May/June — I go to a local fundraiser for Planned Parenthood. The venue is also hosting an open mic stand-up comedy night. The comedy is exceptionally bad. I sign my name to a list to receive email updates about future fundraisers, and go downstairs to the bar to grab my 4th drink of the night. I chug half a glass of wine and head back upstairs.

To my surprise, the list I signed is for performers. My name is called, and I’m encouraged to do a short stand up set, even though I didn’t mean to sign up. Remembering that I agreed to say yes to life, I do a short set. I am also exceptionally bad.

July/August — A friend finds an aggressive dog hiding under a car near my home. She knows we are interested in fostering, so she asks if we will take him in temporarily. I know I need to swallow my fear in order to impact my corner of the world, so I say yes. The dog bites us, friends, our furniture, another dog, and multiple pairs of shoes before he is adopted out. My savings takes yet another hit.

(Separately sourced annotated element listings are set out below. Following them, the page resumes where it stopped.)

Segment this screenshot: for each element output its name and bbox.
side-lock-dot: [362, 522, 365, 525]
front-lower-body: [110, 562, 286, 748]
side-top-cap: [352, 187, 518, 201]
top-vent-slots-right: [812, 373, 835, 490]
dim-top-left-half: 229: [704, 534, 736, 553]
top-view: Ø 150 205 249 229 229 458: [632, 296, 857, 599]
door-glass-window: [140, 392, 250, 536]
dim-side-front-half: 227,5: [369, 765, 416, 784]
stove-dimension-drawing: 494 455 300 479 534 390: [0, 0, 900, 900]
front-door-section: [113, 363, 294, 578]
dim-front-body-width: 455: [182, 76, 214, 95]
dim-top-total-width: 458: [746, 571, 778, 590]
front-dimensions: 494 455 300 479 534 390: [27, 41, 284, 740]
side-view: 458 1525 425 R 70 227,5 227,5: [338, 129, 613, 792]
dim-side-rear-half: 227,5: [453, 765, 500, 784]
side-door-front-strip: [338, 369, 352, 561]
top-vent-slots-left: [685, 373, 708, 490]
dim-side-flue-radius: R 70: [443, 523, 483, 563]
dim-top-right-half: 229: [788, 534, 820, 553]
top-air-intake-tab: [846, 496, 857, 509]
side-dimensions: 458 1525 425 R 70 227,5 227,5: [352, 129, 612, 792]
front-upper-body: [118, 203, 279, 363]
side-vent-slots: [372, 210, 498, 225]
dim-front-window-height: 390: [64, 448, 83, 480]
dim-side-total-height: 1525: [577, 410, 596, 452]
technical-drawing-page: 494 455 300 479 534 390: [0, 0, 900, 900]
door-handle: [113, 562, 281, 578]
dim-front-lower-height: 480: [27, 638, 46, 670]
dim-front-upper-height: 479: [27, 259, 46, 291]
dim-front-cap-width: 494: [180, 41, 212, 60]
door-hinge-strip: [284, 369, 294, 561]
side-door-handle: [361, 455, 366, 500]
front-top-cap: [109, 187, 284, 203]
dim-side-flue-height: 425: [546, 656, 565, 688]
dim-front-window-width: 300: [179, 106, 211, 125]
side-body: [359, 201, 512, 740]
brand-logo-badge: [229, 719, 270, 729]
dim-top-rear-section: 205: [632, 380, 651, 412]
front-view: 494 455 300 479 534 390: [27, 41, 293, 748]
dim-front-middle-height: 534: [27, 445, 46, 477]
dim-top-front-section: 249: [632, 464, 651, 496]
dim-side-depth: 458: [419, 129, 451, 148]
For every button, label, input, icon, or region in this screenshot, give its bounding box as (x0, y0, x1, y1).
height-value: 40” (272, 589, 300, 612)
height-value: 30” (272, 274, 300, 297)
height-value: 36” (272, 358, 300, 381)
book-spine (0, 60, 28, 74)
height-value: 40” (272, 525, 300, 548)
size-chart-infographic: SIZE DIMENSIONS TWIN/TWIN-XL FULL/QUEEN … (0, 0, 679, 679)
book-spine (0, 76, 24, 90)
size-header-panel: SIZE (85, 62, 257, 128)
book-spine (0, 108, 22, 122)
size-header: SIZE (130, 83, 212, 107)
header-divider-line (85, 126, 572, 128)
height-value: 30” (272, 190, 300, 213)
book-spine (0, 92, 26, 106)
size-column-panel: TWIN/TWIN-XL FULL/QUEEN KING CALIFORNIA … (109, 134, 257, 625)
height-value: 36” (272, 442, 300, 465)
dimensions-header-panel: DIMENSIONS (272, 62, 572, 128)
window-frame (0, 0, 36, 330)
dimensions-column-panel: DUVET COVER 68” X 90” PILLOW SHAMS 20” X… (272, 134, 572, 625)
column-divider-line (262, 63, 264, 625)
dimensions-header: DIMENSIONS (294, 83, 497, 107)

Cellulitis-watch is back on.

My husband gently suggests I “talk to someone,” but I march on, convinced that if Shonda can turn down a marriage proposal from a man she loves, I can certainly take in a few more strays.

September/October — A pre-planned birthday trip to Las Vegas & Cuba for my husband’s 30th birthday starts off beautifully. I have made all of the appropriate arrangements to dazzle him, and he is glowing inside and out. After a glorious week in Vegas, and an impromptu trip to the Grand Canyon (more of that spontaneity I have come to love, despite it backfiring all year), we wait to board our flight to Cuba after a 24 hour layover in Atlanta.

I have not told my bank about this layover.

After too many attempts to get cash out for Cuba, my fraud alert is activated. We arrive in the country with nowhere close to enough money to make it through a week. All attempts to have it wired end in us getting banned from Western Union. The embassy tells us they can’t help us after our fourth visit. A desperate plea on social media to help us get cash prompts an 11th hour rescue mission involving a Norwegian cousin, a midnight ATM run from a woman in Santa Fe, and a driver convinced we are drug dealers who begs us not to do anything illegal.

On the way back the U.S., my husband tells me he is planning our next vacation and sends me a link for couples therapists that take our insurance.

November/December — The holidays are where I typically thrive. But after a year full of ups and downs, I remember that sometimes saying no to toxic situations is also a type of saying yes.

One morning, I politely tell my husband that I think it would be best to not have his mom stay with us over Christmas, as she has not forgiven me for getting her baby boy trapped in a foreign country. Convinced I was still in my Year of Yes, he’s invited her and his aunt to stay without checking with me. Dejected, I head into work, where I am encouraged to add a slip of paper with my name to a hat if I want to participate in Secret Santa.

I hastily scrawl my name, with a caveat: “No books, please.”